These modifications serve as "β-sheet breakers" that stabilize the α-helical conformation and prevent conversion to the aggregation-prone β-sheet structure. The result is a non-amyloidogenic analog that retains amylin's biological activity.

Clinical Efficacy in Diabetes

Pramlintide was approved by the FDA on March 16, 2005, as adjunctive therapy for patients with type 1 or type 2 diabetes using mealtime insulin who have not achieved adequate glucose control.

Type 1 Diabetes: Clinical trials lasting 4 to 52 weeks showed HbA1c reductions of 0.1% to 0.67% with pramlintide at doses of 120-270 mcg/day. The between-group difference versus placebo was 0.2-0.3 percentage points.

Type 2 Diabetes: In five studies spanning 4 to 52 weeks, pramlintide at 90-450 mcg/day reduced HbA1c by 0.3% to 0.62%. When added to insulin therapy, the between-group difference was approximately 0.4 percentage points versus placebo.

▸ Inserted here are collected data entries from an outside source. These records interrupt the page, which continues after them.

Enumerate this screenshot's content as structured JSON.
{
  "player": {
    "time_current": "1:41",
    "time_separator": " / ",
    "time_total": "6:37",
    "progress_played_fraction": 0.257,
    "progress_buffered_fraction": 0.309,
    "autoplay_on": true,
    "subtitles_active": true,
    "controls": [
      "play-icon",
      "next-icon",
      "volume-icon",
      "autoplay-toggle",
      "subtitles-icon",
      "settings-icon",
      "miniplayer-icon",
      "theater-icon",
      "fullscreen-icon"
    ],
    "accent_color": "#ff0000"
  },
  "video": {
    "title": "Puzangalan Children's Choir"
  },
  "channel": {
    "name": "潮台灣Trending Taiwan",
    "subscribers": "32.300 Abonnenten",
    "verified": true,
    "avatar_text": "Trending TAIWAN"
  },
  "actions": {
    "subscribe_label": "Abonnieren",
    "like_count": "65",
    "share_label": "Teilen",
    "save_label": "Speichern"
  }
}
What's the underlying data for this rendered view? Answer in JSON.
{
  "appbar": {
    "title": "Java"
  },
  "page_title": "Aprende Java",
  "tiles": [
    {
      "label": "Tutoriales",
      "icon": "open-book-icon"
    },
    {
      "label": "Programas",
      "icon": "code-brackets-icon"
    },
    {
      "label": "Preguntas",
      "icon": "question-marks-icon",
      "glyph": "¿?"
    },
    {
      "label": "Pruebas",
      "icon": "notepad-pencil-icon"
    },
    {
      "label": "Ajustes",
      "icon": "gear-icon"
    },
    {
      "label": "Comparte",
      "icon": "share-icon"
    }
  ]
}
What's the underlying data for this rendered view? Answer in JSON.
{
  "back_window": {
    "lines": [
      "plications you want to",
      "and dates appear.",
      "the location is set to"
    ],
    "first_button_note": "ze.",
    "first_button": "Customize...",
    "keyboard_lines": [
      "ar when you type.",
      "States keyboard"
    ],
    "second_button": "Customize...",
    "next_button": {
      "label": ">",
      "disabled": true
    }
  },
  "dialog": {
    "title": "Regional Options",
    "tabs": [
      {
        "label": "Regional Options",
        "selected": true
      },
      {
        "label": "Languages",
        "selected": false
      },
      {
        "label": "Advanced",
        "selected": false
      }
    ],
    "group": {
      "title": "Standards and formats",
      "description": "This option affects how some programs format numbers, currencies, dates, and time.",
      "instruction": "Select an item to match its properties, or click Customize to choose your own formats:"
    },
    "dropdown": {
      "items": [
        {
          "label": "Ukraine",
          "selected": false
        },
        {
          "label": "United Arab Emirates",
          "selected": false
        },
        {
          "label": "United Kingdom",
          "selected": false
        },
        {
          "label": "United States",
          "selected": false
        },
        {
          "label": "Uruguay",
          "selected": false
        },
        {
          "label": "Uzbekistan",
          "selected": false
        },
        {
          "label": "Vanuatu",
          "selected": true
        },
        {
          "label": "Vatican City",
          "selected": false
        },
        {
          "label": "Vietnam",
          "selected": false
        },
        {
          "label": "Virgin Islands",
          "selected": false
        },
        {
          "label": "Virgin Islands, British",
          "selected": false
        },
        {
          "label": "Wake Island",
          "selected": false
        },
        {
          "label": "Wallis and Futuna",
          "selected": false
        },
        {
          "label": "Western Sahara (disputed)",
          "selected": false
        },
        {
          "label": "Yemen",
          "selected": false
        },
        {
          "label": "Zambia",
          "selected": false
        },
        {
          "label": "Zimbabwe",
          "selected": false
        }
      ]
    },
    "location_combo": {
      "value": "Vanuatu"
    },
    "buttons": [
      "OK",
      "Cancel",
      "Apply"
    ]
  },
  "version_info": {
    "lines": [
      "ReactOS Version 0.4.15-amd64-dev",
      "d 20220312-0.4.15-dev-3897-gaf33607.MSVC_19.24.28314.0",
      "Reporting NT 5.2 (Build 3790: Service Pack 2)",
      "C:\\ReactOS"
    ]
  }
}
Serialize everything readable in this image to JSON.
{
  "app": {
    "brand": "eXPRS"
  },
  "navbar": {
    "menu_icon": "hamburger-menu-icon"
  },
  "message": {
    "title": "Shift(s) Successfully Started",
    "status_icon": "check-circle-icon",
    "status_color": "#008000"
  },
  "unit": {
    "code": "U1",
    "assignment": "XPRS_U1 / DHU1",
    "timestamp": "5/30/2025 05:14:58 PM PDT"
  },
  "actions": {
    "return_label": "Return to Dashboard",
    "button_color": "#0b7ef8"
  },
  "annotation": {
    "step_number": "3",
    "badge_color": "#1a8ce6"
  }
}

Beyond glucose control, pramlintide consistently delivered modest weight loss averaging 1-2 kg—a notable benefit in a drug class (insulin) typically associated with weight gain.

Dosing and Administration

Pramlintide was administered as a subcutaneous injection immediately before major meals (≥250 calories or ≥30 grams of carbohydrate).

Type 2 Diabetes:

  • Initial dose: 60 mcg before each major meal
  • Increase to 120 mcg after 3 days if no clinically significant nausea occurs
  • Reduce back to 60 mcg if nausea persists

Type 1 Diabetes:

  • Initial dose: 15 mcg before each major meal
  • Gradually titrate to 30-60 mcg based on tolerance

Critical Safety Requirement: To reduce hypoglycemia risk, mealtime insulin doses must be reduced by 50% when initiating pramlintide. The injection site should be at least 2 inches away from insulin injection sites, and the two drugs should never be mixed.

Market Withdrawal

Despite its approval, pramlintide never achieved widespread use. The need for multiple daily injections, high incidence of nausea, careful insulin dose titration, and hypoglycemia risk limited adoption. All formulations of Symlin were discontinued in October 2025, ending the commercial availability of the first amylin-based therapy.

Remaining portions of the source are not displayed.